In the case of natural rubber, the agreement between the three most important producers, Thailand, Indonesia and Malaysia, was put on the corner after 1997 by the financial crisis in South East Asia: the dollar quotations of rubber decreased, but did not have led to a reduction in production. In fact, prices in local currency have seen a substantial improvement, such as to trigger excess production. Hence the growing difficulty in defending prices, causing the conditions for the failure of the attempt.

Opec, on the other hand, has experienced some ups and downs, but has always maintained a strong influence on the dynamics of the oil market. Unlike the previous examples, the Organization does not envisage a formal agreement with importing countries, nor precise economic clauses to defend price levels. Furthermore, the oil market dominates all other commodity sectors in importance.
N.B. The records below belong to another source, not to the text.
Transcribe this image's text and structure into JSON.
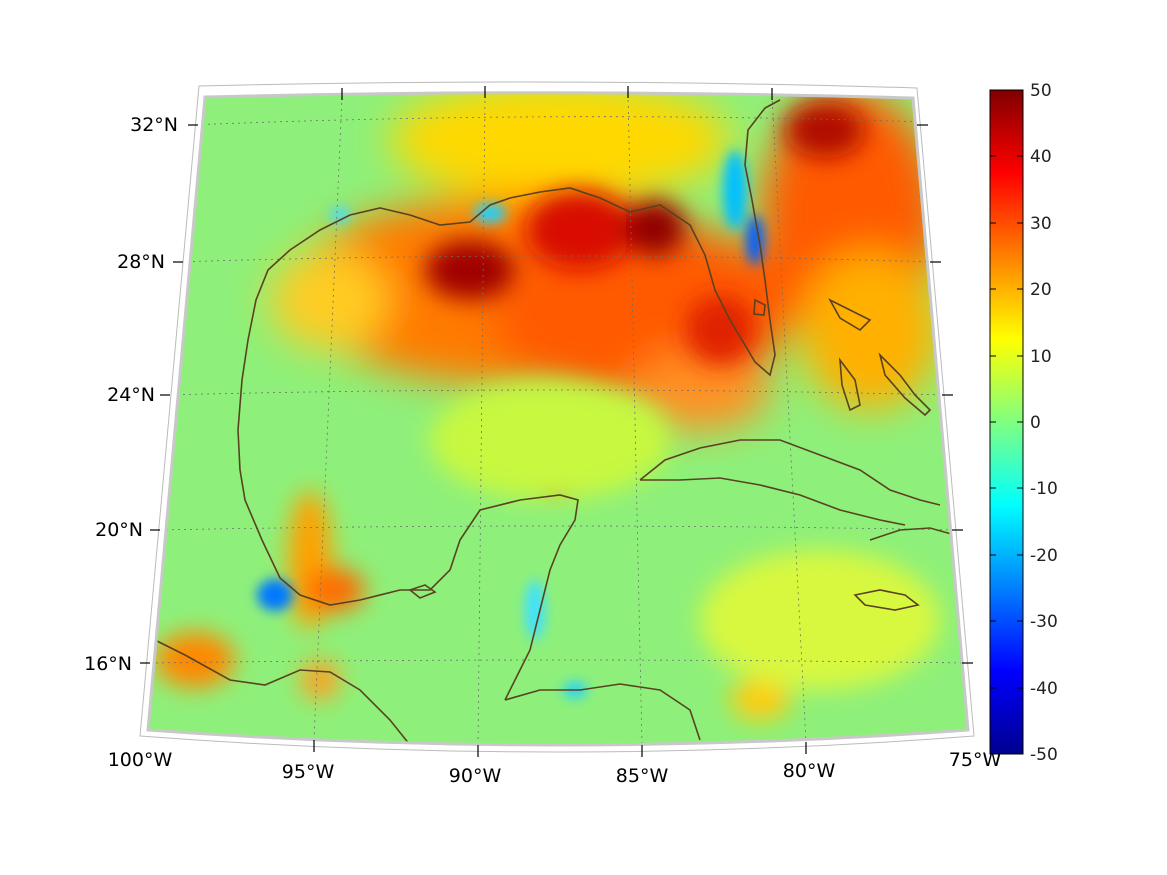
{
  "map": {
    "projection": "conic",
    "lon_range": [
      -100,
      -75
    ],
    "lat_range": [
      14,
      33
    ],
    "lat_ticks": [
      "32°N",
      "28°N",
      "24°N",
      "20°N",
      "16°N"
    ],
    "lon_ticks": [
      "100°W",
      "95°W",
      "90°W",
      "85°W",
      "80°W",
      "75°W"
    ],
    "grid": true,
    "colormap": "jet",
    "coastline_color": "#5a4220",
    "frame_color": "#c8c8c8"
  },
  "colorbar": {
    "range": [
      -50,
      50
    ],
    "ticks": [
      "50",
      "40",
      "30",
      "20",
      "10",
      "0",
      "-10",
      "-20",
      "-30",
      "-40",
      "-50"
    ],
    "placement": "right"
  }
}
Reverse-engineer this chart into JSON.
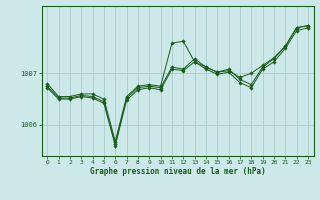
{
  "title": "Graphe pression niveau de la mer (hPa)",
  "background_color": "#cce8e8",
  "grid_color": "#aacccc",
  "line_color": "#1a5c1a",
  "marker_color": "#1a5c1a",
  "xlim": [
    -0.5,
    23.5
  ],
  "ylim": [
    1005.4,
    1008.3
  ],
  "yticks": [
    1006,
    1007
  ],
  "xticks": [
    0,
    1,
    2,
    3,
    4,
    5,
    6,
    7,
    8,
    9,
    10,
    11,
    12,
    13,
    14,
    15,
    16,
    17,
    18,
    19,
    20,
    21,
    22,
    23
  ],
  "series": [
    [
      1006.8,
      1006.55,
      1006.55,
      1006.6,
      1006.6,
      1006.5,
      1005.68,
      1006.55,
      1006.75,
      1006.78,
      1006.75,
      1007.58,
      1007.62,
      1007.22,
      1007.12,
      1007.02,
      1007.05,
      1006.92,
      1007.0,
      1007.15,
      1007.3,
      1007.52,
      1007.88,
      1007.92
    ],
    [
      1006.75,
      1006.52,
      1006.52,
      1006.57,
      1006.55,
      1006.45,
      1005.63,
      1006.52,
      1006.72,
      1006.75,
      1006.72,
      1007.12,
      1007.08,
      1007.28,
      1007.12,
      1007.02,
      1007.08,
      1006.88,
      1006.78,
      1007.12,
      1007.28,
      1007.52,
      1007.88,
      1007.92
    ],
    [
      1006.72,
      1006.5,
      1006.5,
      1006.55,
      1006.52,
      1006.42,
      1005.6,
      1006.48,
      1006.68,
      1006.72,
      1006.68,
      1007.08,
      1007.05,
      1007.22,
      1007.08,
      1006.98,
      1007.02,
      1006.82,
      1006.72,
      1007.08,
      1007.22,
      1007.48,
      1007.82,
      1007.88
    ]
  ]
}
However, some crunching is felt, and adds to the similarities with other international pacts: the entry of new techniques, new producers and alternative fuels has undermined the role of OPEC in stabilizing the market, while political and social unrest in various Member countries subtract a little of their ability to maneuver.

But the de profundis for the pact born in 1960 is in all probability premature: the verification of the health of the oil cartel can be done when demand and quotations rise, giving back to Opec a role that is decidedly tarnished at the moment, but which it manages still 40% of world exports of crude oil.